We want you to tell us if you, or another child, don’t feel safe so we can help you.
If you are in immediate danger, call Triple Zero (000).
If you are not in immediate danger but want someone to talk to you can also talk to Kids Helpline on 1800 55 1800
We also want you to tell us or your teacher if you don’t feel safe in an Ardoch program, as well as what you like and don’t like about the activities Ardoch does with you or your class, so that we can make them even better. You can email [email protected] or us on call 1300 Ardoch. Keeping children safe is our highest priority
What are your rights?
Every child has rights which are protected under The Convention on the Rights of the Child. These include the right to:
- Safety and protection
- Having a say in decisions that affect you
- Legal rights
- To be who you are
If you think your rights are being violated, it’s important to speak to a trusted adult, like a parent or teacher.
Information for families
Everything we do at Ardoch is about improving the lives of children. Children who are safe – and feel safe- are more likely to reach their potential in the classroom. Child abuse undermines children’s physical and mental health and reduces their ability to learn.

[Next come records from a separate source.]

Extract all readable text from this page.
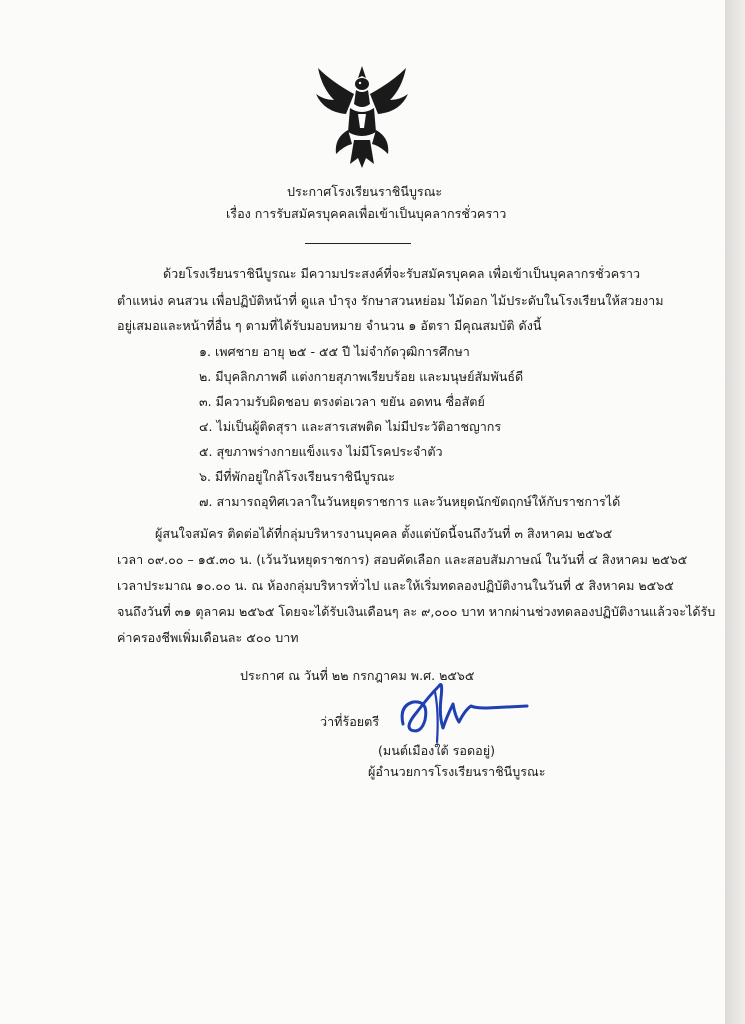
ประกาศโรงเรียนราชินีบูรณะ
เรื่อง การรับสมัครบุคคลเพื่อเข้าเป็นบุคลากรชั่วคราว
ด้วยโรงเรียนราชินีบูรณะ มีความประสงค์ที่จะรับสมัครบุคคล เพื่อเข้าเป็นบุคลากรชั่วคราว
ตำแหน่ง คนสวน เพื่อปฏิบัติหน้าที่ ดูแล บำรุง รักษาสวนหย่อม ไม้ดอก ไม้ประดับในโรงเรียนให้สวยงาม
อยู่เสมอและหน้าที่อื่น ๆ ตามที่ได้รับมอบหมาย จำนวน ๑ อัตรา มีคุณสมบัติ ดังนี้
๑. เพศชาย อายุ ๒๕ - ๕๕ ปี ไม่จำกัดวุฒิการศึกษา
๒. มีบุคลิกภาพดี แต่งกายสุภาพเรียบร้อย และมนุษย์สัมพันธ์ดี
๓. มีความรับผิดชอบ ตรงต่อเวลา ขยัน อดทน ซื่อสัตย์
๔. ไม่เป็นผู้ติดสุรา และสารเสพติด ไม่มีประวัติอาชญากร
๕. สุขภาพร่างกายแข็งแรง ไม่มีโรคประจำตัว
๖. มีที่พักอยู่ใกล้โรงเรียนราชินีบูรณะ
๗. สามารถอุทิศเวลาในวันหยุดราชการ และวันหยุดนักขัตฤกษ์ให้กับราชการได้
ผู้สนใจสมัคร ติดต่อได้ที่กลุ่มบริหารงานบุคคล ตั้งแต่บัดนี้จนถึงวันที่ ๓ สิงหาคม ๒๕๖๕
เวลา ๐๙.๐๐ – ๑๕.๓๐ น. (เว้นวันหยุดราชการ) สอบคัดเลือก และสอบสัมภาษณ์ ในวันที่ ๔ สิงหาคม ๒๕๖๕
เวลาประมาณ ๑๐.๐๐ น. ณ ห้องกลุ่มบริหารทั่วไป และให้เริ่มทดลองปฏิบัติงานในวันที่ ๕ สิงหาคม ๒๕๖๕
จนถึงวันที่ ๓๑ ตุลาคม ๒๕๖๕ โดยจะได้รับเงินเดือนๆ ละ ๙,๐๐๐ บาท หากผ่านช่วงทดลองปฏิบัติงานแล้วจะได้รับ
ค่าครองชีพเพิ่มเดือนละ ๕๐๐ บาท
ประกาศ ณ วันที่ ๒๒ กรกฎาคม พ.ศ. ๒๕๖๕
ว่าที่ร้อยตรี
(มนต์เมืองใต้ รอดอยู่)
ผู้อำนวยการโรงเรียนราชินีบูรณะ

Feeling safe and secure is an important part of children’s social and emotional development. A child who feels safe will be more able to explore and experience the world around them and learn. A commitment to child safety is central to Ardoch’s mission and values.
Below are some commonly asked questions and answers about how we work to keep children safe.
In an emergency, where there are urgent concerns for a child’s health or life, call the police using the emergency line triple zero (000).
If you think that a child is at risk, it is important that you act, even if you are not entirely sure. Not only do we all have an ethical responsibility to keep children safe, but there are laws across Australia that require the reporting of harm to children in some cases.
For more information on reporting requirements, please see the Australian Institute of Family Studies (AIFS) https://aifs.gov.au/cfca/publications/mandatory-reporting-child-abuse-and-neglect
If you suspect a child is sexually abused, you must report it to the police as soon as possible. If you are concerned about other forms of abuse, it is essential to reach out to police or child protection in your state.
What do I do if I believe a child is at risk or has been harmed by an Ardoch representative?
We take your feedback and concerns about child safety seriously. If your concern relates to an activity run by Ardoch or an Ardoch representative, please report the issue as soon as possible.
You can complete a Child Safety Incident Report, email the Child Safety Officer at [email protected], call us on 1300 Ardoch or 03 9537 2414 or write to the Child Safety Officer via Ardoch Level 4, 85 Queen Street, Melbourne, VIC 3000.
What happens if a complaint is made?
Any child safety concerns – including reports of abuse and harm sexual exploitation, or harassment – will be taken seriously, responded to immediately, thoroughly investigated, and reported on in accordance with our Child Safety Policy.
Ardoch will ensure that any investigations will be carried out by experienced professionals.
What about if I am volunteering and see or hear something that concerns me?
It is mandatory for anyone connected to Ardoch (staff, volunteers, consultants etc.) to confidentially report all concerns, suspicions of allegations of abuse or harm and any breaches of our Child Safety Policy or Code of Conduct. If you are a volunteer, staff member or representative of Ardoch, you must be familiar with and follow the Child Safety Policy.